Combining Political, Computer Science at the Princeton Gerrymandering Project

Lauren Siegel.

For the past few months I’ve been interning with the Princeton Gerrymandering Project as a data communications intern, which has allowed me to combine my technical and political interests into one experience. As someone who’s studying Political Science and Computer Science, it isn’t too often that I’m able to find an opportunity that allows me to use both my social science and engineering skills at once, so it was incredibly exciting to find out that I had been offered this opportunity.

As an intern I’ve been able to attend the state legislature redistricting hearings, work with map data and redistricting software to create my own North Carolina district maps, and redesign portions of the Princeton Gerrymandering Project web application. Attending the redistricting hearings not only taught me a lot about how maps were being redrawn, but also helped me reflect a lot on both the importance and shortcomings of local government. Having to physically attend the hearings also reminded me of how inaccessible government can often be; I experienced firsthand the unpredictability of committee meetings, the unusual start times & delays that came along with the hearings, and the difficulties of finding efficient transportation to government buildings.

Working with map data and redistricting software gave me hands-on experience with analyzing and transforming geospatial data. I had never worked with geospatial data before, so I really enjoyed having the opportunity to learn some new technical skills that I can apply in the future. Redesigning portions of the Princeton Gerrymandering Project web application also allowed me to learn a new fronted JavaScript framework that is often used in the tech industry, and I was able to utilize the software engineering skills I have learned in my Computer Science coursework to change how some of the existing code was written. I also learned a lot about effective data communication, and in doing so have been able to create my own maps and data layouts that help users digest state-by-state information about gerrymandering. 
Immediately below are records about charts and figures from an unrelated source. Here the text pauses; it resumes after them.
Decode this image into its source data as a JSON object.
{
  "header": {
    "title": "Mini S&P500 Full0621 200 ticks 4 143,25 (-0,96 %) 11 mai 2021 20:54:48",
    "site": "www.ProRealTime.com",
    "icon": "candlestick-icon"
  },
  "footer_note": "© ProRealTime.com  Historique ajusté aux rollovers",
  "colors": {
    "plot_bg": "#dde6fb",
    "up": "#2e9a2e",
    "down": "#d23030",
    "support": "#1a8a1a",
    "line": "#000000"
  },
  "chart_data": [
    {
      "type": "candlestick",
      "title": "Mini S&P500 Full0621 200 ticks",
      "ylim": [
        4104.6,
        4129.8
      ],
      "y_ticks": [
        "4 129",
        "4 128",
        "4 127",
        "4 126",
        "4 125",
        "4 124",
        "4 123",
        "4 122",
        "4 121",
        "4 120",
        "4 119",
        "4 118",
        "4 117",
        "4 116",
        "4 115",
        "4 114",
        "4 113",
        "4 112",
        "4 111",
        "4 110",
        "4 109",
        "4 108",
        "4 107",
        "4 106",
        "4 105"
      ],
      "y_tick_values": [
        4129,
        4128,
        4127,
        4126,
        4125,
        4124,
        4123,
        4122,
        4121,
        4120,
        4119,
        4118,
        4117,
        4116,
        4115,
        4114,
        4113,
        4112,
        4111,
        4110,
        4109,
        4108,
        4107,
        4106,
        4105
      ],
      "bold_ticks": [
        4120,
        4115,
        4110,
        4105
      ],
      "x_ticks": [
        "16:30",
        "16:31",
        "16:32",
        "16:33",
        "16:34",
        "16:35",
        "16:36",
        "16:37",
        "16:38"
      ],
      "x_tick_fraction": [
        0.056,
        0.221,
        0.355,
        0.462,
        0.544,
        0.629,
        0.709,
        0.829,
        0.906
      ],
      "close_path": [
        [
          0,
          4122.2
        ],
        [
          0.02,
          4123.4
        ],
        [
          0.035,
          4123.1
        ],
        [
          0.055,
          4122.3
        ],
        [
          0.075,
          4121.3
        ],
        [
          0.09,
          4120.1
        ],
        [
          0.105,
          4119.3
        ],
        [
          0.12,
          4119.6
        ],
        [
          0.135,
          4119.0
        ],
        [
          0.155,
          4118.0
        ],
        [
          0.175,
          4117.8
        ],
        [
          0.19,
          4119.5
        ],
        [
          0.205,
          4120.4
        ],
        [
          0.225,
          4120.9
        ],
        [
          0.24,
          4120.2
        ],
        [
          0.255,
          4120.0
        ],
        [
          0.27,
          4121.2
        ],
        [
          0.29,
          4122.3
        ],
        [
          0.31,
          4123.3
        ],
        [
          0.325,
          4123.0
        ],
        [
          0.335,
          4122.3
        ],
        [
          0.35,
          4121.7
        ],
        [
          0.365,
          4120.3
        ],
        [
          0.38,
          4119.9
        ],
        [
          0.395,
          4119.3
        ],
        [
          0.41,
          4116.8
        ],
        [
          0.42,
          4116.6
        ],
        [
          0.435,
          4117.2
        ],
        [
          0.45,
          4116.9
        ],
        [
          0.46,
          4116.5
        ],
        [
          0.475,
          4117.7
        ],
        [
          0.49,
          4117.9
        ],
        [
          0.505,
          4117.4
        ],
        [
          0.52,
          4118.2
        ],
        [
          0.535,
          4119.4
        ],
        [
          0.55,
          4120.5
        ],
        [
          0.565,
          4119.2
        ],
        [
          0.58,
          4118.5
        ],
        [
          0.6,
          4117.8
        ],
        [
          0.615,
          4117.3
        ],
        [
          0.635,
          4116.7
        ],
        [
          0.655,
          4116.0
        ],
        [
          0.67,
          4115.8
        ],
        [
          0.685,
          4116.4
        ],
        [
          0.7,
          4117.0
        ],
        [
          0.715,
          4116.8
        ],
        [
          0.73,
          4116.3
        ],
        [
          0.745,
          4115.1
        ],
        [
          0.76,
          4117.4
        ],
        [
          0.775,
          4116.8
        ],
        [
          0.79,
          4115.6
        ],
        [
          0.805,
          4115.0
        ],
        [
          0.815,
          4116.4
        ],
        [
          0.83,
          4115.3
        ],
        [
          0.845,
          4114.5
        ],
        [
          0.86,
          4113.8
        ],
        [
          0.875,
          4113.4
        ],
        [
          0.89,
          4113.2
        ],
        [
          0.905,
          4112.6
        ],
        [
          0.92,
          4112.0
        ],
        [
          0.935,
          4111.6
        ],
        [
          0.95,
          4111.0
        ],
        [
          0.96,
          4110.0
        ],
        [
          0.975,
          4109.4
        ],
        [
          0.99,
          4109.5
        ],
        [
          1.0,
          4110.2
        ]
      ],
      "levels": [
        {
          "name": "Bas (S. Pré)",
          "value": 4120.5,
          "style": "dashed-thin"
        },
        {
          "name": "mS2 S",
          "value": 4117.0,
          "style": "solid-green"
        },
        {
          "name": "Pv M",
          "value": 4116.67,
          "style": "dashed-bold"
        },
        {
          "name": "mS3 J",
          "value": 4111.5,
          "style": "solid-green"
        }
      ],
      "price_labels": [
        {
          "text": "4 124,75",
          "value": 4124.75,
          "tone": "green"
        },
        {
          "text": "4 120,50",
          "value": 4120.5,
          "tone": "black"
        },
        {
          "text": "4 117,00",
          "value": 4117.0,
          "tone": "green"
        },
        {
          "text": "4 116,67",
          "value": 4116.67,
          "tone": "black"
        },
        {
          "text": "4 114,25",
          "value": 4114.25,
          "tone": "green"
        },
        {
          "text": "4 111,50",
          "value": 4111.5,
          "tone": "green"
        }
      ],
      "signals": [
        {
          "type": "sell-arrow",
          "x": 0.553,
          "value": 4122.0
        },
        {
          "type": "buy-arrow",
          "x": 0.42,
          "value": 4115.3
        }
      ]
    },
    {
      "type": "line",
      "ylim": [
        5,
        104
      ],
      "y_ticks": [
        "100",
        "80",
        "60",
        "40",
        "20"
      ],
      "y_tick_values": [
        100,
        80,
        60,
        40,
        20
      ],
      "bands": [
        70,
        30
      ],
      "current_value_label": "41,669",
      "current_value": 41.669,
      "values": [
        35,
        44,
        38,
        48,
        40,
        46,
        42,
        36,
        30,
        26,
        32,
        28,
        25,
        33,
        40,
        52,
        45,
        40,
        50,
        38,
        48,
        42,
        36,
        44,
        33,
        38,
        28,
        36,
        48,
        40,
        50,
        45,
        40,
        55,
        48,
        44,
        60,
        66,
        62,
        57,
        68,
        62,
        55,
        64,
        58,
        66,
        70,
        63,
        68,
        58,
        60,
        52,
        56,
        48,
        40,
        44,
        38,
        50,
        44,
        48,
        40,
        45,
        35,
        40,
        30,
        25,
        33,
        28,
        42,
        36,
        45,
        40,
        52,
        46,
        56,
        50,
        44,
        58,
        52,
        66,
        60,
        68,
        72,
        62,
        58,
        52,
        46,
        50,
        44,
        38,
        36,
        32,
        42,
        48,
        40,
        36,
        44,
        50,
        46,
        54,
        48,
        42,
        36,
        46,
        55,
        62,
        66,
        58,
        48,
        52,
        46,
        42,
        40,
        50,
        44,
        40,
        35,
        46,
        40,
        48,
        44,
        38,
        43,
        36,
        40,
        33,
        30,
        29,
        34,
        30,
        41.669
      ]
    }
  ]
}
While the foundation for much of the work I have been doing as an intern, both at the Princeton Gerrymandering Project and previous internships, is certainly rooted in my coursework, internships have given me an opportunity to put theory into practice. Internships have been a fantastic supplement to my academic education, and working with other talented interns, engineers, data scientists, and policy analysts throughout my internships have given me the skills and confidence to go into industry after college.